One of the more troubling discussions I have had about psychology concerns the idea that the child is the father of the man, that the way we are as children is the origin of much of our behavior as adults. Given the fact that I endured a partiuclarly savage childhood, this is not something I view with any degree of equanimity, although I have to concede that there are many ways that I am not all that different to the way I was as a very young person, cautious and alert, more than a little anxious, with deep and immensely frustrated longings . Nevertheless, recently I have had at least a couple of occasions that have prompted me to muse more than usual upon such subjects.
This weekend was the 68th anniversary of the birth of my father, and the times of the birth and death of my father tend to be somewhat melancholy times for me.
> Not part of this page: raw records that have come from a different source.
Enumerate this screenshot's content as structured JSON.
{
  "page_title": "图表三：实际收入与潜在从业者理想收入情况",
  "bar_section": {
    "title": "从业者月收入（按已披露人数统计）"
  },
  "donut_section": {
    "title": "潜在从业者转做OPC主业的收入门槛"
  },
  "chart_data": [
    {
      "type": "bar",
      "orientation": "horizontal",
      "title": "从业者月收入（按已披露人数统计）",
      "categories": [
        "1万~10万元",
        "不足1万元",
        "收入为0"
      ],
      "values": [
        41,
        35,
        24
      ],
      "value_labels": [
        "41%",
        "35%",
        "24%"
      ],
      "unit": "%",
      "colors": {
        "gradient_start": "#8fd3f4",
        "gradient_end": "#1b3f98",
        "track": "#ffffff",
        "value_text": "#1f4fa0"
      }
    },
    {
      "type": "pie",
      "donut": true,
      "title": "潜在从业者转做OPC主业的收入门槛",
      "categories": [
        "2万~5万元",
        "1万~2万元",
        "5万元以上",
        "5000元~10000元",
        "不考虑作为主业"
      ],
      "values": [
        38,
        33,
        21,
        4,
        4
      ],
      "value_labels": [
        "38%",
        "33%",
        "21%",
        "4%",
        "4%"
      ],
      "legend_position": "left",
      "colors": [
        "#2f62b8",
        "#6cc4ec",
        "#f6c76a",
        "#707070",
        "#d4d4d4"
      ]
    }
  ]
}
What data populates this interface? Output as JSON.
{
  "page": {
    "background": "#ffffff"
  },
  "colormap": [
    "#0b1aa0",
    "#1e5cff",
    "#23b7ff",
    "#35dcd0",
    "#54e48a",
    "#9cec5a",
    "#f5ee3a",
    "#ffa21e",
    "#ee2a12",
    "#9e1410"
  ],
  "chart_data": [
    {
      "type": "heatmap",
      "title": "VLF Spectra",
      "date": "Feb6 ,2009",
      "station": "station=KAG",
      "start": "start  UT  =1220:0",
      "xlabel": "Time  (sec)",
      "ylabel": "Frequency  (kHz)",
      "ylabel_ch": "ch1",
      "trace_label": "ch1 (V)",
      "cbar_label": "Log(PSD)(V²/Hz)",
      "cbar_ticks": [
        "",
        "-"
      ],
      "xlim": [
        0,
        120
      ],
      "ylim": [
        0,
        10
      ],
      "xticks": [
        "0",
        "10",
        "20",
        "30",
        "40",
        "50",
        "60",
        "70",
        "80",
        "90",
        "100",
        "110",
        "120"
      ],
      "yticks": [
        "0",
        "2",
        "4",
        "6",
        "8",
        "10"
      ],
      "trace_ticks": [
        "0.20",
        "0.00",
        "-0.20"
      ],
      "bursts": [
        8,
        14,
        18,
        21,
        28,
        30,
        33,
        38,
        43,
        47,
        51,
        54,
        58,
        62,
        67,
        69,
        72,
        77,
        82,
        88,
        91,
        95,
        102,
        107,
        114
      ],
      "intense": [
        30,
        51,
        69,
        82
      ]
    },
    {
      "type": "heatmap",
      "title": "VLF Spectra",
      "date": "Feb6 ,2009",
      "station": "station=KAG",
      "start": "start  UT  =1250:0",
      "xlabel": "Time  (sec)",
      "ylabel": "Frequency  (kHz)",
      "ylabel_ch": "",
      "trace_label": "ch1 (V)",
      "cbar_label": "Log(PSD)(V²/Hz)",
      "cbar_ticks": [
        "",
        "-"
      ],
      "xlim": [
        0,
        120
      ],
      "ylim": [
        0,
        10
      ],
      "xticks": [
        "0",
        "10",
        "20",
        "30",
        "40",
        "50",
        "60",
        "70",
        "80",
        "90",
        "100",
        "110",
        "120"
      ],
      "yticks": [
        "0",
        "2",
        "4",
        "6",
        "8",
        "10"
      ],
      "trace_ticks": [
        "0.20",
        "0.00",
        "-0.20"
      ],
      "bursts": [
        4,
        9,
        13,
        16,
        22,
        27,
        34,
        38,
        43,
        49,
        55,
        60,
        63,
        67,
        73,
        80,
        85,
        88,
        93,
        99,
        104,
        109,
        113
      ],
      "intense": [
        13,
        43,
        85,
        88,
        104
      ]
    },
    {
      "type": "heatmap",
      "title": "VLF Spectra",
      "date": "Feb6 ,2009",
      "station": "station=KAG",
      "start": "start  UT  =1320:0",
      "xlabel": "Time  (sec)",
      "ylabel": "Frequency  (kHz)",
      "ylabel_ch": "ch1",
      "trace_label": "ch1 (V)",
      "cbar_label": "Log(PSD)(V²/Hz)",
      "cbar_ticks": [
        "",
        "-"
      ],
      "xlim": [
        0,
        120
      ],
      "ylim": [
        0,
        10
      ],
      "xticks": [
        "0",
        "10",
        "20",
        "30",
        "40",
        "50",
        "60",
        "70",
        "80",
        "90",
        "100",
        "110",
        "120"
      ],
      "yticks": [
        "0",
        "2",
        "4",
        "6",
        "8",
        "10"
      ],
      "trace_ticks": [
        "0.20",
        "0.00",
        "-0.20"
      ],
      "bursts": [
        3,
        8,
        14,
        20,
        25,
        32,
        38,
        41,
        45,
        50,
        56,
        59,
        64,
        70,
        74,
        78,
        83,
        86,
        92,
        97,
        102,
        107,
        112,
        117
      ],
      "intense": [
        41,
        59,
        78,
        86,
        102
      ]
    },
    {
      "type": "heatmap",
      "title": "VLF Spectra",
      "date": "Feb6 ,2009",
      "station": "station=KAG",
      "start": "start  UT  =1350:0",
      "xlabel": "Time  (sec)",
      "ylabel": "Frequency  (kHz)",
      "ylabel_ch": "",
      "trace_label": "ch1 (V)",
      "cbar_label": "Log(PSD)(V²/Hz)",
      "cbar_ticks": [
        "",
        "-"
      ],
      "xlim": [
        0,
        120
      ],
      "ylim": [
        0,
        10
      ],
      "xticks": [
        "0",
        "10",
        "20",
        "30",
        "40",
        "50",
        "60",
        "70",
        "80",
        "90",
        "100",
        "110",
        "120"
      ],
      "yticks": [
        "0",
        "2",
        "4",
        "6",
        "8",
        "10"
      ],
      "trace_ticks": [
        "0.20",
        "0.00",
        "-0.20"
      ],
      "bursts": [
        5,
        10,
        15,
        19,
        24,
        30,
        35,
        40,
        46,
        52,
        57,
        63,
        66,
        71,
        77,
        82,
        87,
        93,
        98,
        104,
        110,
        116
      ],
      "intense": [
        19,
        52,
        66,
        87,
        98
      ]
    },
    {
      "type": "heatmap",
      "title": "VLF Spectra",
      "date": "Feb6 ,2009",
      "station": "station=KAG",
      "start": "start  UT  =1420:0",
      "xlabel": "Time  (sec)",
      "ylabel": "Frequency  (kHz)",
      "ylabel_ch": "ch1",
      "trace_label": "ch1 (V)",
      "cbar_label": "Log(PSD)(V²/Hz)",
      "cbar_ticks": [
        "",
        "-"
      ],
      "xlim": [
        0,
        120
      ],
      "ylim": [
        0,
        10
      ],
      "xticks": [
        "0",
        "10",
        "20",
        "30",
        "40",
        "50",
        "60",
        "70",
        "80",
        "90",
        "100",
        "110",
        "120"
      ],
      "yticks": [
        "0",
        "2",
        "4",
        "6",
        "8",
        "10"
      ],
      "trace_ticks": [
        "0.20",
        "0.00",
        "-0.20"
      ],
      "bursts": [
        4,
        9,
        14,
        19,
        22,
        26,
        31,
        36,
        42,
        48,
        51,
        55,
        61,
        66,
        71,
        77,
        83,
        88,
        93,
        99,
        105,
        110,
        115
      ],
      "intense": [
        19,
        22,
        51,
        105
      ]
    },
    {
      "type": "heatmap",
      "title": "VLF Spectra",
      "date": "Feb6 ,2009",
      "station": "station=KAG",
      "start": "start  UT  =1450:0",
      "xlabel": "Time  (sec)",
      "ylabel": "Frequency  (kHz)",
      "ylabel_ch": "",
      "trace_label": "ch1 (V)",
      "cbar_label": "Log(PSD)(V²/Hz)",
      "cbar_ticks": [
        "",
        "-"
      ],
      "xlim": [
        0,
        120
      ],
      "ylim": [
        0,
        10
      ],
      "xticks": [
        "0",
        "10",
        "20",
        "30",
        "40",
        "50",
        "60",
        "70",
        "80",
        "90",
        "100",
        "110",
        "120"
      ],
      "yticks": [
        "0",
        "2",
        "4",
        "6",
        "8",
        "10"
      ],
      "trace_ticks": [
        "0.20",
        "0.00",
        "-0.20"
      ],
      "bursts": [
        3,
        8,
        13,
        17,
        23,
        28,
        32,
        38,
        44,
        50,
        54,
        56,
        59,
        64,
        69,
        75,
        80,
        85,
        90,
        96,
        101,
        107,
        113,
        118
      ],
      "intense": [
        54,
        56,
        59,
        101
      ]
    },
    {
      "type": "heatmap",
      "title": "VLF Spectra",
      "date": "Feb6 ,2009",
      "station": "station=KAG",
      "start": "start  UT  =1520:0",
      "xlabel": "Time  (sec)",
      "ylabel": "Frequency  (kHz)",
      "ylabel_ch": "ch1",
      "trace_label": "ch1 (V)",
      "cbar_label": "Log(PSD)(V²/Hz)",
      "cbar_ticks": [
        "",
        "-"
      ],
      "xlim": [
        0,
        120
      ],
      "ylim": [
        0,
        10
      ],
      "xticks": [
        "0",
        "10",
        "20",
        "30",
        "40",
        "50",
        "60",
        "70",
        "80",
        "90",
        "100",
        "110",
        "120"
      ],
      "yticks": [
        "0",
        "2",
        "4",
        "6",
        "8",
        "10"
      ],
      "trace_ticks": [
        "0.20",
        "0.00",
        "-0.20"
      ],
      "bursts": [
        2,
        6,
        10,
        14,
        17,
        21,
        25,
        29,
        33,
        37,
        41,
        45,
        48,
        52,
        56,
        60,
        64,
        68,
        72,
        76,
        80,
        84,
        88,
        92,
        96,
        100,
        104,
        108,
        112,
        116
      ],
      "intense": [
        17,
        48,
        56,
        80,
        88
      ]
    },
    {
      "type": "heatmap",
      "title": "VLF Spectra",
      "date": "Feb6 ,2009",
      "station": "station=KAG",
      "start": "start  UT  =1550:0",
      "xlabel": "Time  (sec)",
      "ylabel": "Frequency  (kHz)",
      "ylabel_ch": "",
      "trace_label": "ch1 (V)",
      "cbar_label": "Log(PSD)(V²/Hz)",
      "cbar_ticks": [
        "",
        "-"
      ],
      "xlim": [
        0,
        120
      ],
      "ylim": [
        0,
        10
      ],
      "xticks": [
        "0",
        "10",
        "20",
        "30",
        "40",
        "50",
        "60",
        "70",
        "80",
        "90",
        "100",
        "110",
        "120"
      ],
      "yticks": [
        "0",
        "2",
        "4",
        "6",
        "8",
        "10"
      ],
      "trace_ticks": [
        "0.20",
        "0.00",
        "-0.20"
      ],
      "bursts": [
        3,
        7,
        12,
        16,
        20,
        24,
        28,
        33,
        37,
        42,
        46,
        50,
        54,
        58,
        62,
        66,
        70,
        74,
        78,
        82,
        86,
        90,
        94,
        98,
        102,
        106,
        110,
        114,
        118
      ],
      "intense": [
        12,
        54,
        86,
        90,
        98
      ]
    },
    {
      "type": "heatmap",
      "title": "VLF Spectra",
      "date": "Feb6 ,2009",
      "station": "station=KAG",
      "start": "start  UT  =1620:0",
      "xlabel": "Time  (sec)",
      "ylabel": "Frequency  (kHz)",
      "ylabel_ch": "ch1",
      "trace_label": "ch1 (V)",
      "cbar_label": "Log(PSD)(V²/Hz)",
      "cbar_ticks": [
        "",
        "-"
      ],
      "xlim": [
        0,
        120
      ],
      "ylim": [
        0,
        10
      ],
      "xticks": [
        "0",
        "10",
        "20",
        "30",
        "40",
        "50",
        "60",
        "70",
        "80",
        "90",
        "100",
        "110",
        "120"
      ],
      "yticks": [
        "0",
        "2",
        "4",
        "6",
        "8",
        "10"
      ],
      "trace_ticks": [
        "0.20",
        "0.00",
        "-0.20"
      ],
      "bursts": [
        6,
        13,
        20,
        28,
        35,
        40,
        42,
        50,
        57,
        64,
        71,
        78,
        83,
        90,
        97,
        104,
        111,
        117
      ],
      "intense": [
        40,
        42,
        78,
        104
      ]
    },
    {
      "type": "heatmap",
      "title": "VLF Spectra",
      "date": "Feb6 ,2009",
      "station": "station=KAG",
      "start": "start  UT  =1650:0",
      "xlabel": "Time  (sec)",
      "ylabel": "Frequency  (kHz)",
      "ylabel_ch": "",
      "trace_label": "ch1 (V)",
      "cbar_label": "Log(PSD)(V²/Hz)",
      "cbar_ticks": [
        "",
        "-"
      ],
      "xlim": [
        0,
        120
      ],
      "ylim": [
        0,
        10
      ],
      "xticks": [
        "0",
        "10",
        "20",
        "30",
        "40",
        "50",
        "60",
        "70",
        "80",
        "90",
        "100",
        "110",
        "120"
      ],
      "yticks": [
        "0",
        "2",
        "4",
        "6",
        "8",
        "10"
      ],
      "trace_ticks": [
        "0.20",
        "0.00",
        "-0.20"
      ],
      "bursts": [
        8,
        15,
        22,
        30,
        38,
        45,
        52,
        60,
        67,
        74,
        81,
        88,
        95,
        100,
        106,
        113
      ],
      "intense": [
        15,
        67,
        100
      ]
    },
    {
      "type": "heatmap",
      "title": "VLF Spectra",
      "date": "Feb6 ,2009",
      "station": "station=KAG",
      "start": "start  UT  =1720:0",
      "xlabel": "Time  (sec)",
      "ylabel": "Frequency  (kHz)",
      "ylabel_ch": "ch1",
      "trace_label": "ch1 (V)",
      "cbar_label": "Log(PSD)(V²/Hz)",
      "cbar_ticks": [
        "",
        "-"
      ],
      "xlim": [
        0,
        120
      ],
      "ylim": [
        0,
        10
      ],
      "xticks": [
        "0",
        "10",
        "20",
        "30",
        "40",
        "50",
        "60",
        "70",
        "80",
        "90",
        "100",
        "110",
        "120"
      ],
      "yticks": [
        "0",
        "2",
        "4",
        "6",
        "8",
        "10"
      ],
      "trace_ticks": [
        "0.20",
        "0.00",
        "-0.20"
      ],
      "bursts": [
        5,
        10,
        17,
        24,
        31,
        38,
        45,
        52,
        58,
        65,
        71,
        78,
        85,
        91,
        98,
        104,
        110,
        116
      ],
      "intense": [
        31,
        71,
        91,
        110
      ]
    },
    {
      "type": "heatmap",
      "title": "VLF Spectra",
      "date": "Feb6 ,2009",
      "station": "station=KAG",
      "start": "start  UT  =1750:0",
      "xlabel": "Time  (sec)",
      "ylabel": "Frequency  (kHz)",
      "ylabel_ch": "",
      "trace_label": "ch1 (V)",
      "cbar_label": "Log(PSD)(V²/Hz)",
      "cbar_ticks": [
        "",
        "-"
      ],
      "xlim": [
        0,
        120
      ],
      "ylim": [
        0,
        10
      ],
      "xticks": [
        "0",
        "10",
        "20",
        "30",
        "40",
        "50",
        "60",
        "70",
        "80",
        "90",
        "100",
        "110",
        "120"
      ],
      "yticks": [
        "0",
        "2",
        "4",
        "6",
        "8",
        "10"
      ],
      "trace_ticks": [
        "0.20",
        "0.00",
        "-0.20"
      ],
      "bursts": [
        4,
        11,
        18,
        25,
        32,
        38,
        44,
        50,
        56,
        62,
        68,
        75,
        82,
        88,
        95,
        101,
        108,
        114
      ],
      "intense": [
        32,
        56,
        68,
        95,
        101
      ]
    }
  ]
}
As might be imagined, my relationship with my father has greatly influenced my thoughts about childhood in general, given that he was the decisive influence in the course of my childhood both by his presence and absence. And, considering the matters I have to deal with in my life, the question of fathers  plays an important role in much of the drama of my life. Over and over again I recognize the patterns that have occurred in my own life and the lives of those around me relating to fatherhood, and the various ways that the issue tends to manifest itself. I would like to talk at least briefly about a couple of those incidents.
This Sabbath at church, one of my dear little friends asked me a very intuitive and innocent question, but one that has been the source of a great deal of soul searching . The little three year old asked me why I didn’t have any kids. This is a question that may appear on the surface to be very simple but which has been connected for me with a wide variety of other related questions, including questions about relationships and marriage and family. I answered her question rather briefly by talking about my lack of opportunity in having a family, yet it struck me that my longings were obvious enough to be recognized by an astute but still very young three year old girl, a girl who still needs help having her cracker packages opened and likes to play with my tie and feel the stubble on my chin. If such aspects of my personality are obvious to a small child (albeit a clever one), they ought to be obvious enough to be recognized by everyone, with all of the potential for trouble that entails.
I am not particularly sure how to deal with being a focal point of father longings for other people. It is somewhat disorienting at times for me to be a comforting friend for ladies with family troubles, or as a potential babysitter for adorable children. After all, somewhat awkward men such as myself are not necessarily the most obvious people to have such opportunities, nor necessarily the best equipped to do such things naturally and effortlessly. It takes time and effort and practice to be skilled at dealing with people in a successful way paternally, and I must admit that such practice has been woefully lacking. Given the fact that I am fairly awkward in matters of the heart, especially courtship, my ability to practice the arts of family that generally result from successful courtship have similarly been delayed. Such matters do tend to fill my reflections, especially given that so much of my awkwardness is so open and obvious to a world that is not particularly gentle or understanding in such matters. I suppose that being a man often means dealing with such adverse circumstances, though, in an honorable way.